Lectio II Lecture II
Indúite vos ergo sicut elécti Dei, sancti et dilécti, víscera misericórdiæ, benignitátem, humilitátem, mansuetúdinem, longanimitátem, supportántes ínvicem et donántes vobis ipsis, si quis advérsus áliquem habet querélam; sicut et Dóminus donávit vobis, ita et vos; super ómnia autem hæc: caritátem, quod est vínculum perfectiónis. Vous donc, les élus de Dieu, ses saints et ses bien-aimés, revêtez des sentiments de tendre compassion, de bienveillance, d'humilité, de douceur, de patience; supportez-vous les uns les autres et pardonnez-vous mutuellement, si l'un a contre l'autre quelque sujet de plainte; le Seigneur vous a pardonné, faites de même à votre tour. Et puis, par-dessus tout, la charité, en laquelle se noue la perfection.
R/. Beáta et venerábilis Virgo, quæ sine tactu pudóris invénta est Mater Salvatóris. * Iacébat in præsépio et fulgébat in cælo. V/. Dómine, audívi audítum tuum et tímui, considerávi ópera tua et expávi; in médio duórum animálium. * Iacébat. R/. Tu es bienheureuse et vénérable, ô sainte Vierge Marie, car sans offense à ta pudeur, tu es devenue la Mère du Sauveur. * Il reposait dans une mangeoire, celui qui resplendissait aux cieux. V/. Seigneur, j'ai entendu parler de toi, et je suis saisi de crainte; j'ai réfléchi à tes œuvres, et je frémis: te voir entre deux animaux! * Il.
Lectio III Lecture III
Et pax Christi dominétur in córdibus vestris, ad quam et vocáti estis in uno córpore. Et grati estóte. Verbum Christi hábitet in vobis abundánter, in omni sapiéntia docéntes et commonéntes vosmetípsos psalmis, hymnis, cánticis spiritálibus, in grátia cantántes in córdibus vestris Deo. Avec cela, que la paix du Christ règne dans vos cœurs: tel est bien le terme de l'appel qui vous a rassemblés en un même Corps. Enfin vivez dans l'action de grâces! Que la Parole du Christ réside chez vous en abondance: instruisez-vous en toute sagesse par des admonitions réciproques. Chantez à Dieu de tout votre cœur avec reconnaissance, par des psaumes, des hymnes et des cantiques inspirés.

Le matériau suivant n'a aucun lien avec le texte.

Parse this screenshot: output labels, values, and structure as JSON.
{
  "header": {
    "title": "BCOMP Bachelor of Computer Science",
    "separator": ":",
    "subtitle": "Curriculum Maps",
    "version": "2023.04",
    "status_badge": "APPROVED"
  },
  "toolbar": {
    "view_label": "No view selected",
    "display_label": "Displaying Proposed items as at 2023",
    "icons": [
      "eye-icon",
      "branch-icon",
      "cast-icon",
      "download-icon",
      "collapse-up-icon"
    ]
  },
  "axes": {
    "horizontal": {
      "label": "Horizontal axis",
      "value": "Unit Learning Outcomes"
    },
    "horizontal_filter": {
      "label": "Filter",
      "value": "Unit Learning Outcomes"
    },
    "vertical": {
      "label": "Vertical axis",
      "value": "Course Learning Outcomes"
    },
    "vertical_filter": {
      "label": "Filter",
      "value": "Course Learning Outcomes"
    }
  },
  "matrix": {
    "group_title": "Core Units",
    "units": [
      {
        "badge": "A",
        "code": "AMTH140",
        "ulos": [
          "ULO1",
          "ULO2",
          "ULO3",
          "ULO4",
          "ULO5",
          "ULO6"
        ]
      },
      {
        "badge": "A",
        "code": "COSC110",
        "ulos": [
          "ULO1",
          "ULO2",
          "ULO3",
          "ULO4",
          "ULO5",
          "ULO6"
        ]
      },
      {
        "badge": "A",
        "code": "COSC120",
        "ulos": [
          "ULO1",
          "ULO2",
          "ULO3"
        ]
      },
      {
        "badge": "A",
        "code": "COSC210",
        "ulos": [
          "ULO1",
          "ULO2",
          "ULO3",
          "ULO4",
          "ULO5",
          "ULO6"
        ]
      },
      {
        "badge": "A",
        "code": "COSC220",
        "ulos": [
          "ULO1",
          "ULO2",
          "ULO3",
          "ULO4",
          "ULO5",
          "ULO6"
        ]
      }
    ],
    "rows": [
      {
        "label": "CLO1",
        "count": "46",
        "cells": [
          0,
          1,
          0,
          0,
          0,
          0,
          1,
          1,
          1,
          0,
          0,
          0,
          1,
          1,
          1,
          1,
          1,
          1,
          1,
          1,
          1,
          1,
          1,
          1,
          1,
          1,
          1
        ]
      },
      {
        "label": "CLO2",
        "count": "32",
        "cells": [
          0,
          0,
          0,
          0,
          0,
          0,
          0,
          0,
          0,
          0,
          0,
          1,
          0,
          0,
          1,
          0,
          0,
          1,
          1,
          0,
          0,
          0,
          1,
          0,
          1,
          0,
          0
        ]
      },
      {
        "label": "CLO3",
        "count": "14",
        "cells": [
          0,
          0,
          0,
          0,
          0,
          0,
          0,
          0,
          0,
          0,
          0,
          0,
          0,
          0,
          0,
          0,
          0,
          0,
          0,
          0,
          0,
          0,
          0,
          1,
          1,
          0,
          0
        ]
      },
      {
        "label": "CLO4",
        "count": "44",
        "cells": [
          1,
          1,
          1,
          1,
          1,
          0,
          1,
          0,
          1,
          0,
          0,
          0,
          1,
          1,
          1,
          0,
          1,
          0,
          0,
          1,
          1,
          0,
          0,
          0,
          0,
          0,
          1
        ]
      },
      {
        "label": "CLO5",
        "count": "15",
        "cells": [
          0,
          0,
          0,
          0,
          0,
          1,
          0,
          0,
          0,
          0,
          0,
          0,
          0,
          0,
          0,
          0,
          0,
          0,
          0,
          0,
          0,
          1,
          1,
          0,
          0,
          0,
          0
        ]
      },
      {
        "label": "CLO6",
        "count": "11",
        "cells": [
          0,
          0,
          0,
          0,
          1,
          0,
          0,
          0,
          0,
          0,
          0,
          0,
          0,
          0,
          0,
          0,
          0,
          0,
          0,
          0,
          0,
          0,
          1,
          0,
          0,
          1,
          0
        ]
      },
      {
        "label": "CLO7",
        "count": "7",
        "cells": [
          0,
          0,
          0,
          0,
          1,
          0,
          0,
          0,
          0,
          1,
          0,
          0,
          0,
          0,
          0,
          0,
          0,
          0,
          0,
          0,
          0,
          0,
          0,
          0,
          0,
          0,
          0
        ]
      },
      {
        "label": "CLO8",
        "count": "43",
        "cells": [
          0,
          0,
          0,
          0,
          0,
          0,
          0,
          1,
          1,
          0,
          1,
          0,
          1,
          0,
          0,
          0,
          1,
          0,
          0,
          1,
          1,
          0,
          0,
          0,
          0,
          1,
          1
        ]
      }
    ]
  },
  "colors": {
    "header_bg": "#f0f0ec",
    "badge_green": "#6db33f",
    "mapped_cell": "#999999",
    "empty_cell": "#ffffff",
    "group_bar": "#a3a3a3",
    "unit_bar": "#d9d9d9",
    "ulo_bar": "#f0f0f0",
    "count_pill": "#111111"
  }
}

R/. Beáta progénies unde Christus natus est! * O quam gloriósa est Virgo, quæ cæli Regem génuit! V/. Felix namque es, sacra Virgo María, et omni laude digníssima. * O quam. V/. Glória Patri. * O quam. R/. Bienheureux lignage d'où est né le Messie! * Qu'elle est glorieuse la Vierge qui a enfanté le Roi du ciel! V/. Heureuse es-tu, sainte Vierge Marie, et très digne de toute louange! * Qu'elle. V/. Gloire au Père. * Qu'elle.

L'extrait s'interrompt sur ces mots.